Satori, Ketua KSM GMBI Pangenan

Di tempat terpisah, Satori (47), salah seorang aktivis lingkungan di Cirebon, mengaku sangat prihatin, karena limbah batu bara merupakan salah satu limbah beracun dan berbahaya, sehingga perlu ada tindakan dari Pemerintah agar masyarakat tidak dirugikan dari sisi lingkungan Hidup maupun kesehatan.

“Kami akan berkirim surat pada DPRD Kabupaten Cirebon, untuk meminta audensi, kami dengan masyarakat Desa Bendungan dan masyarakat Kecamatan Pangenan yang terdampak limbah batu bara, agar ada solusi, jika perlu ditutup saja semua stockpile batu bara, karena sangat berbahaya bagi masyarakat,” demikian Satori.

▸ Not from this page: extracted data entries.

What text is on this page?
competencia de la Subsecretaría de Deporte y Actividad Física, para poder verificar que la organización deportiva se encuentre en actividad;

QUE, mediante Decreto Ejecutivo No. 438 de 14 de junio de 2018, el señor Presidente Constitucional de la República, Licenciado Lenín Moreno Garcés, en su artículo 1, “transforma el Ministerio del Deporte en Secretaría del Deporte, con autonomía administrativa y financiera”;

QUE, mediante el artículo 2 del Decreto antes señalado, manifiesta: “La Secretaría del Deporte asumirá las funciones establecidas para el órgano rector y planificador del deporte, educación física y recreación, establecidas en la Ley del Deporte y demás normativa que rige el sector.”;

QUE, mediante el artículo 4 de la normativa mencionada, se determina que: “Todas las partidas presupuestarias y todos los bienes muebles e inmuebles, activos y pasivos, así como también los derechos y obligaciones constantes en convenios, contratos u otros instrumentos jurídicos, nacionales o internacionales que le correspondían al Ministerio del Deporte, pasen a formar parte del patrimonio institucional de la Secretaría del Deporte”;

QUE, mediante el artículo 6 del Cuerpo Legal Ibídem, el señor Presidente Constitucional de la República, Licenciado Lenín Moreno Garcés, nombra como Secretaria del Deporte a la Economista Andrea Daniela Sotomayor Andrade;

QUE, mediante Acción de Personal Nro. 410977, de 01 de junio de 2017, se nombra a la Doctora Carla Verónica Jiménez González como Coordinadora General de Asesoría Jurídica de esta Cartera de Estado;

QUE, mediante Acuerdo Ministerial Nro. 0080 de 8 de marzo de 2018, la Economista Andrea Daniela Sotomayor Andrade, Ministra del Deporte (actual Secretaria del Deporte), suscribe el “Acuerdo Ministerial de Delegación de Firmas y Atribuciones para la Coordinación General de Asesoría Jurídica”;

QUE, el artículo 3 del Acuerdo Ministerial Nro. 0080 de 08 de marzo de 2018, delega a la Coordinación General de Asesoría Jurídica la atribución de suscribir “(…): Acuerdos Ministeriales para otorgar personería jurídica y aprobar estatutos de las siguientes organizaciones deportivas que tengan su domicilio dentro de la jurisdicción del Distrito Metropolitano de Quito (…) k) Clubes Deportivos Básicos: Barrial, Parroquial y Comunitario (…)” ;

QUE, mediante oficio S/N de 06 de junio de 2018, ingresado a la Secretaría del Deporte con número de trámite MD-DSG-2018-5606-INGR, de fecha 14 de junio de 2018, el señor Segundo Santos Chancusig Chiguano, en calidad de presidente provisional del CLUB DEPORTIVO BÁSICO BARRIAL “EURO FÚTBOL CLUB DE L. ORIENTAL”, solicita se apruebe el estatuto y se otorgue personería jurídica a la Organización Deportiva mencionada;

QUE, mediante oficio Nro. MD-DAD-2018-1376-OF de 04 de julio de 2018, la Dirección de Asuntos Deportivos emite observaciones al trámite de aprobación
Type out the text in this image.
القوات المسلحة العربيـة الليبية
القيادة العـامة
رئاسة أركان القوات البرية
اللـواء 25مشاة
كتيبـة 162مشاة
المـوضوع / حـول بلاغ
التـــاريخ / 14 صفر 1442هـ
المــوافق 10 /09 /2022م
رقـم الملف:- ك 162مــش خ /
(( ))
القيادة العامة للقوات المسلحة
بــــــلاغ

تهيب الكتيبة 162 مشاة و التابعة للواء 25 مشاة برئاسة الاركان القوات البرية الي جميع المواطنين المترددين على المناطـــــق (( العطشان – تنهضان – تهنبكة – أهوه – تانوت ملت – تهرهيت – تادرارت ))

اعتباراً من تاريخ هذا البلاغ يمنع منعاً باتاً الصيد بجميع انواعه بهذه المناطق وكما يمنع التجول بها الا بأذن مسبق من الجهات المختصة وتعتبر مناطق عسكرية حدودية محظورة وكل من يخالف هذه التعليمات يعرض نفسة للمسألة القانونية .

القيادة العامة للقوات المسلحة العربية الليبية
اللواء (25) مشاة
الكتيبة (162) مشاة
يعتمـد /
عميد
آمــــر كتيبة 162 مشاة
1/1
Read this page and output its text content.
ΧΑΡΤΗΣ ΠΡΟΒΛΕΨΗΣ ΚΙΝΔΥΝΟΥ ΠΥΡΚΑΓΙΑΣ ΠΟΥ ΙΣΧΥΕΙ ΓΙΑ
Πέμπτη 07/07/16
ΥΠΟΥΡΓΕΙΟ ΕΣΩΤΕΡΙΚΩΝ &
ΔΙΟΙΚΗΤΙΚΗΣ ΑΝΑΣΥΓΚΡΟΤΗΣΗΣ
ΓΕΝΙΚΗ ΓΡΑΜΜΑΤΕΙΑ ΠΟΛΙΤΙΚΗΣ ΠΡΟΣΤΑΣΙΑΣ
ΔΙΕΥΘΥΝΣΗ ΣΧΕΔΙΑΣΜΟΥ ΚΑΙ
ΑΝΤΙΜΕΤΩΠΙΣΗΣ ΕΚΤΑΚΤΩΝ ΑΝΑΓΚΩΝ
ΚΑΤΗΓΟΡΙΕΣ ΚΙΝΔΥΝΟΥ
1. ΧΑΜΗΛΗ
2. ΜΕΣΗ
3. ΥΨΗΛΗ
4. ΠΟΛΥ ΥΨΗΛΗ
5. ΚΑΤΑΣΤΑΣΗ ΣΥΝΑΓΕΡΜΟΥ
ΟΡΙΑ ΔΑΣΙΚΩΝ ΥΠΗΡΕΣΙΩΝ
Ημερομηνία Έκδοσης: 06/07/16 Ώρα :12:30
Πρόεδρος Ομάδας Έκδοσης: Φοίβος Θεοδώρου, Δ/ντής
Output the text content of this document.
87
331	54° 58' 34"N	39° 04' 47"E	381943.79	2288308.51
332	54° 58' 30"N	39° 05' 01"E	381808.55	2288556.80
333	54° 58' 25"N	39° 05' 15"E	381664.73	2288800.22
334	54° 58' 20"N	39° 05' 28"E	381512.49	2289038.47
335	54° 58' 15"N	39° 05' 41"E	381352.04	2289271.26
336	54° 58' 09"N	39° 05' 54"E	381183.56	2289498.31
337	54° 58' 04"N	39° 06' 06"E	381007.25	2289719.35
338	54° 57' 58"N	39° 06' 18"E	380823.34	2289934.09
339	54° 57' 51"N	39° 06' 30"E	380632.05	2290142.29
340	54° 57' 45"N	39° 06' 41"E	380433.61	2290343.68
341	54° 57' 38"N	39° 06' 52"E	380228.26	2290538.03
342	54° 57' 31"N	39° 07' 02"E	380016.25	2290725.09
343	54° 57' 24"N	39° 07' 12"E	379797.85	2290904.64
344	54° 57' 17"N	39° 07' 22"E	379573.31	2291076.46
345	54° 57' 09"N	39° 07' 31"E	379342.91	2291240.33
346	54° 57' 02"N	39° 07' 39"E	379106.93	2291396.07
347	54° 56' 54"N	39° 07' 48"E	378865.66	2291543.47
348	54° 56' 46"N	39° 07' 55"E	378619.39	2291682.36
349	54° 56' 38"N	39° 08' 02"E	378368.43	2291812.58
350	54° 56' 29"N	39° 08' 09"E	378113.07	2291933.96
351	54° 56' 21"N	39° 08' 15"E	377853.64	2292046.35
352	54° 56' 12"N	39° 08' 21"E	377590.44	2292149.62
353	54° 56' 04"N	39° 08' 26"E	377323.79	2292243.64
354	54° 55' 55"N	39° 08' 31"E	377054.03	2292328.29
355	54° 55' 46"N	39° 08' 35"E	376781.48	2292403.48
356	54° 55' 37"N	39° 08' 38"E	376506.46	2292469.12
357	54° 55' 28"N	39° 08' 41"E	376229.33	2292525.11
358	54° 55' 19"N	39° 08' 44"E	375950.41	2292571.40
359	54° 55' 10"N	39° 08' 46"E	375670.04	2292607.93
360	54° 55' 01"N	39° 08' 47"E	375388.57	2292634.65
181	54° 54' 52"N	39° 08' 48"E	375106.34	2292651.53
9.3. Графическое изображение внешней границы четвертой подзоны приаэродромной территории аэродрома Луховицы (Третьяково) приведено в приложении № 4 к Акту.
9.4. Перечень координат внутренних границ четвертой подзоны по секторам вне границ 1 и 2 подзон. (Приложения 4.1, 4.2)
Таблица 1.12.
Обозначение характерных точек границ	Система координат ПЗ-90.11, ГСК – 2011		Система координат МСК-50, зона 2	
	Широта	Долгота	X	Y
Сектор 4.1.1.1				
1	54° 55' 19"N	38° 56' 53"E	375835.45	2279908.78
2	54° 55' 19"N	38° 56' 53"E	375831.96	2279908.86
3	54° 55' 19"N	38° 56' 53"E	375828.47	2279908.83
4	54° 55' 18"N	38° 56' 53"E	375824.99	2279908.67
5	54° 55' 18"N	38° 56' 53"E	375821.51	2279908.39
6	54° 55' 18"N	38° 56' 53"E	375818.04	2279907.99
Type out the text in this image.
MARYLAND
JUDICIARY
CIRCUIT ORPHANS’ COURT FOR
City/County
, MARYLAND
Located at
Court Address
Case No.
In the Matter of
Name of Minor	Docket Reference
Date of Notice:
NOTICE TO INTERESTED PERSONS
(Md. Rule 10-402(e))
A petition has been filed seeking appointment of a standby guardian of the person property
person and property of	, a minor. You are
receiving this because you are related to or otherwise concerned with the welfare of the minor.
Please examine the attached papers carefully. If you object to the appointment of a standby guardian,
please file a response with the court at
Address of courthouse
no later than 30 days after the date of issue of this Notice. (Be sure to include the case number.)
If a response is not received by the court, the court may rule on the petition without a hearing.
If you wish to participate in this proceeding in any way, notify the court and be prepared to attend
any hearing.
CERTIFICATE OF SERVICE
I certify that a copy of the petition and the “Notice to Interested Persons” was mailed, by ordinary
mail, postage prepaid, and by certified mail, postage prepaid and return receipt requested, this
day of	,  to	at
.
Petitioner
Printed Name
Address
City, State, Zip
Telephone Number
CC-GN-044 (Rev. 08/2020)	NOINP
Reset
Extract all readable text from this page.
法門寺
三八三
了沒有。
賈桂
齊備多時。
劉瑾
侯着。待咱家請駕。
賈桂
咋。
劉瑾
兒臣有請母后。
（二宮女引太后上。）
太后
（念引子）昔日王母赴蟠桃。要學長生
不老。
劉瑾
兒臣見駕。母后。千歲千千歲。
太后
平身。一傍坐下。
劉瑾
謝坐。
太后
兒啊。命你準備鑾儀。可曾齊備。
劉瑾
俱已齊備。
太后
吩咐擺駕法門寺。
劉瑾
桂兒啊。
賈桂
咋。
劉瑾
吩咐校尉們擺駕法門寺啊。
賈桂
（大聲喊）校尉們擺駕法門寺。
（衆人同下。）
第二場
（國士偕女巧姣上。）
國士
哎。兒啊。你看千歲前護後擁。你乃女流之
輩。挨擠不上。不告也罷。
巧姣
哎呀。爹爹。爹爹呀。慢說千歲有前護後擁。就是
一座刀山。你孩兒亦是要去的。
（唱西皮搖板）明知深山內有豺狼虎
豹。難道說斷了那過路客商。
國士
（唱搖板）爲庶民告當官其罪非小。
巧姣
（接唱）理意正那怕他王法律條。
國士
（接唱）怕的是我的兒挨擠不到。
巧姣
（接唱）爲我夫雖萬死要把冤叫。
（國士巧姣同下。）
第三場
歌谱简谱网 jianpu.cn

Stokfile Batubara tidak memberikan masukan PAD

Kepada Inapos, anggota DPRD Kabupaten Cirebon dari PDI-P Aan Setiawan ketika dikonfirmasi melalui pesan Whatsappnya pada Kamis (03/09/2019).

“Kalau memang stokfile ngga ada izinnya harus segera di tutup. Dan kalau ada izinnya kita liat amdalnya, apakah sudah sesuai,” jelas Aan.

Saat ditanyakan akankah ditinjau segala sesuatunya oleh anggota DPRD yang baru, Ia memastikan ya.

“Ya wajib di tinjau. Karena keberadaan stokfile batubara tidak ada kontribusi PAD buat pemda,” jawabnya.

Bertahun-tahun keberadaan stokfile tidak ada asupan ke PAD. “Sama sekali ga ada. malah hanya merugikan warga sekitar dengan ada nya polusi debu,” tutup Aan.